UK support for People’s Mujahidin
More than 300 British politicians have condemned Iran for attempting to oust and extradite thousands of political opponents from Iraq.

A statement signed by 220 members of parliament and 85 House of Lords members called for Iran’s main opposition group, the People’s Mujahidin, to be removed from a US list of terrorist organisations.
“The world now knows that the PMOI (People’s Mujahedeen) is an essential part of the drive to halt the advance of fundamentalism in Iraq and the region,” said the statement which was released on Thursday.
“This underlines the need to remove the terrorist tag from the PMOI and hang it around the neck of the terrorist mullahs’ regime in Tehran, which is also guilty of mass violations of human rights
“Thus it is important to recognise the presence of the PMOI in Iraq as an independent political movement.”
Deportation
The US-installed interim Governing Council (IGC) in Iraq announced on 9 December that it planned to deport the People’s Mujahidin group.
“The world now knows that the PMOI (People’s Mujahedeen) is an essential part of the drive to halt the advance of fundamentalism in Iraq and the region… This underlines the need to remove the terrorist tag from the PMOI and hang it around the neck of the terrorist mullahs’ regime in Tehran, which is also guilty of mass violations of human rights” British politicians’ statement |
The US administrator in Iraq, Paul Bremer, has said that members of the People’s Mujahidin in US custody would not be sent to Iran for trial, as demanded by Tehran, but to third countries.
“As clearly stated by experts in international law, Iraq is a country under occupation and therefore the status of the PMOI in Iraq is governed by international law, and not the IGC,” the British politicians said.
The People’s Mujahidin mounted attacks inside Iran from neighbouring Iraq when Saddam Hussein was in power, but surrendered to the coalition in May, when US troops disarmed more than 3800 of them.
They are now guarded by US troops at their base in Camp Ashraf, northeast of the Iraqi capital.
Western citizens
But the British parliamentarians said there were “scores” of British, European and US citizens among the PMOI in Iraq that could face extradition to Iran.
“There is no doubt whatsoever that if that were to happen, we would be condemning those hundreds in Iraq to immediate torture and death,” MP Win Griffiths, of Britain’s ruling Labour Party, said.
But a spokesman for the Iranian embassy in London said repentant rebels would be allowed to return to their families, but their leaders would face trial on terrorist charges.
Muhammad Eskandari said: “They have shed much innocent blood. They have killed at least 3000 Iranians. They have killed even Americans in the past. They are a terrorist group.”
The People’s Mujahidin helped overthrow the US-backed Shah during Iran’s 1979 Islamic revolution, but then fell out with the dominant party of Ayat Allah Ruhollah Khomeini.
“They have shed much innocent blood.
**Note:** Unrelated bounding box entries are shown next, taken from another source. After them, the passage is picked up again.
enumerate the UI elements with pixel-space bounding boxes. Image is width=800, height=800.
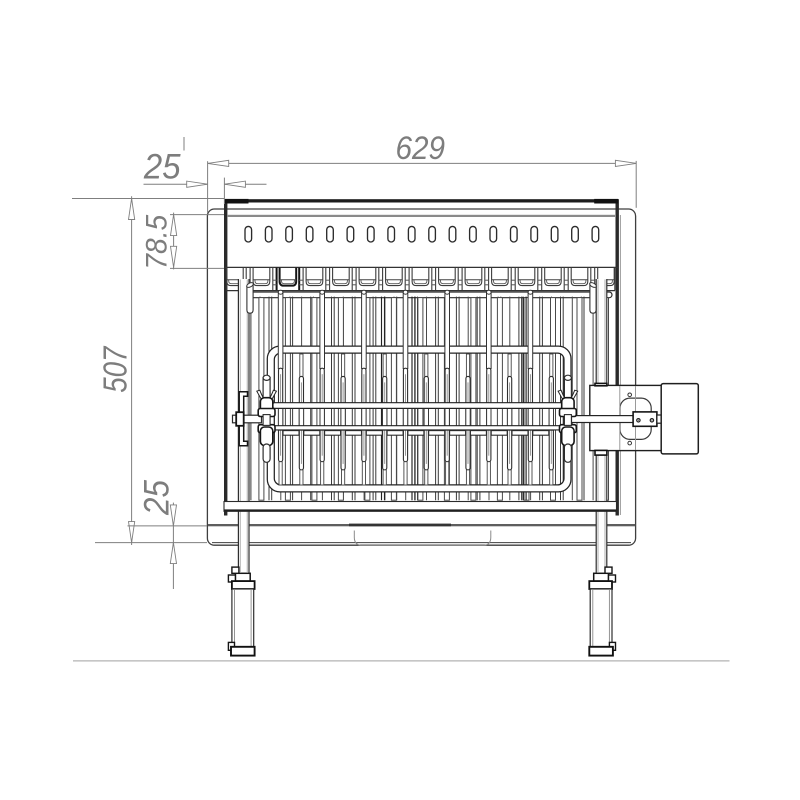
- svg-text:25: 25: [138, 480, 177, 516]
- svg-text:507: 507: [98, 345, 135, 392]
- svg-text:78.5: 78.5: [141, 215, 174, 270]
- svg-text:25: 25: [143, 147, 181, 186]
- svg-text:629: 629: [396, 130, 446, 166]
They have killed at least 3000 Iranians. They have killed even Americans in the past. They are a terrorist group” Muhammad Eskandari, |
Disaffected exiles
The group has attracted some disaffected Iranian exiles, but its attempts to stir up revolt against the Islamic Republic have fallen on deaf ears inside Iran where it has little or no support.
The opposition group was a well-armed fighting force that, with backing from Saddam, continued a guerrilla insurgency against the Islamic government in Tehran from 1988 onwards.
Both the United States and Iran consider it a terror organisation because its attacks have often killed civilians.
The United States also banned the group’s political wing, headed by husband and wife Masud and Maryam Rajavi, and froze its bank accounts.
But despite the group’s violent tactics, its strong stand against Iran and pro-democratic rhetoric have won it support among some US and European lawmakers.